IT SEEMS THAT EVERY TIME we pick up a newspaper, there is another story about the challenges faced by children in foster care. It’s heartbreaking to think about those children, confused and scared, moving from one home to another, one school to another, in search of a stable and permanent adult to guide them through life. As we approach the summer months, when children no longer have the safety or stability of the classroom, there is no better time to shine a light on how we can work together to make a permanent, loving family a fixture for children most in need.

The role of child welfare is to ensure that children grow up in a safe and loving home. Sometimes we are investing in families so they can better parent their child. Other times, children must be removed from an unsafe home and moved to a foster home to await adoption. In Massachusetts, each child who enters the system is given a service plan goal such as family reunification or adoption. A child remaining in the foster care system without the goal of finding a permanent family should never be the outcome, but in today’s child welfare system, that is what happens to 1 in 5 children. That lack of stability, moving from one foster home to another without a permanent loving adult in their life, creates trauma and long-term repercussions for these children in ways that are alarming.

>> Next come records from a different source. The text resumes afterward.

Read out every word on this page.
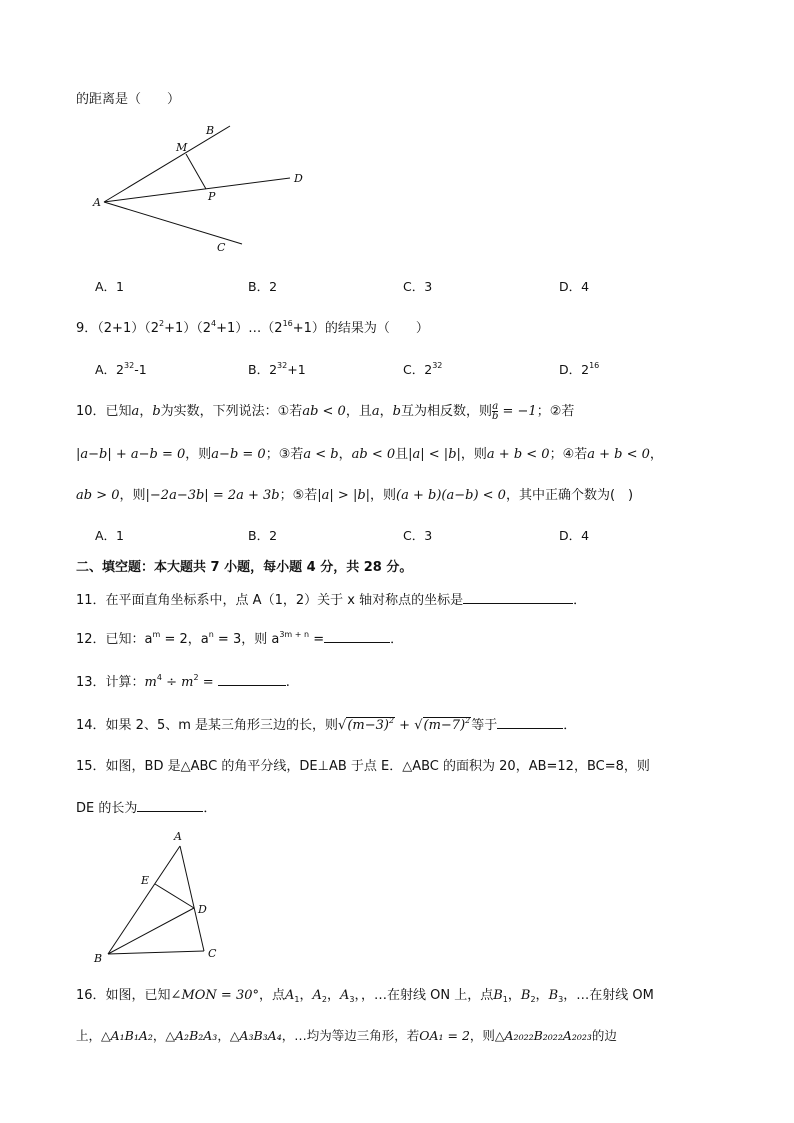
的距离是（　　）
A
B
M
D
P
C
A．1	B．2	C．3	D．4
9．$(2+1)(2^2+1)(2^4+1)\dots(2^{16}+1)$的结果为（　　）
A．$2^{32}-1$	B．$2^{32}+1$	C．$2^{32}$	D．$2^{16}$
10．已知a，b为实数，下列说法：①若ab < 0，且a，b互为相反数，则 $\frac{a}{b} = -1$；②若
|a−b| + a−b = 0，则a−b = 0；③若a < b，ab < 0且|a| < |b|，则a + b < 0；④若a + b < 0，
ab > 0，则|−2a−3b| = 2a + 3b；⑤若|a| > |b|，则(a + b)(a−b) < 0，其中正确个数为(　)
A．1	B．2	C．3	D．4
二、填空题：本大题共 7 小题，每小题 4 分，共 28 分。
11．在平面直角坐标系中，点 A（1，2）关于 x 轴对称点的坐标是	．
12．已知：$a^m = 2$，$a^n = 3$，则 $a^{3m + n}$ =	．
13．计算：$m^4 \div m^2$ =	.
14．如果 2、5、m 是某三角形三边的长，则$√(m-3)^2 + √(m-7)^2$等于	．
15．如图，BD 是△ABC 的角平分线，DE⊥AB 于点 E．△ABC 的面积为 20，AB=12，BC=8，则
DE 的长为	．
A
E
D
B	C
16．如图，已知∠MON = 30°，点$A_1$，$A_2$，$A_3$，，…在射线 ON 上，点$B_1$，$B_2$，$B_3$，…在射线 OM
上，△A₁B₁A₂，△A₂B₂A₃，△A₃B₃A₄，…均为等边三角形，若OA₁ = 2，则△A₂₀₂₂B₂₀₂₂A₂₀₂₃的边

We know that children who grow up in the foster care system, without the support and guidance of a permanent, loving adult, are disadvantaged later in life. The Transitional Age Youth Coalition of the Children’s League of Massachusetts found that of children who “aged out” of the system (which means they were never placed in a permanent home), 42 percent enrolled in college but 36 percent of those enrolled dropped out within two years, 54 percent were unemployed, 37 percent experienced homelessness within two years of aging out, nearly 60 percent of young men were convicted of a crime, and 50 percent of youth who aged out were involved in substance abuse.

These numbers are staggering and heartbreaking. Adult life is hard enough with a support system. Imagine tackling it on your own without ever having had guidance, love, or stability on which to build a foundation.

The churn from home to home and the resulting trauma requires us, as facilitators of this system, to rethink how we manage the best possible future for the children in our care. With so many kids in the system, we must effectively implement a strong permanency plan based on each child’s individual needs.

Permanency is the concept that all children placed in foster care should have a loving, supportive adult to guide them through childhood. Permanency could mean adoption, it could mean reunification with a parent, or in some cases, that permanent adult may be a football coach, a camp counselor, or a grandparent. Each child is unique, as are their needs, but the research is clear that the presence of a permanent, supportive adult helps children lead healthy productive lives as they grow older. We can improve the lives of tomorrow’s adults by helping the children of today. Supporting policies that give children the opportunity for a permanent adult in their lives can change the world, one child at a time.

Lesli Suggs in the president and CEO of the Home for Little Wanderers and a co-founder of the Massachusetts Permanency Practice Alliance.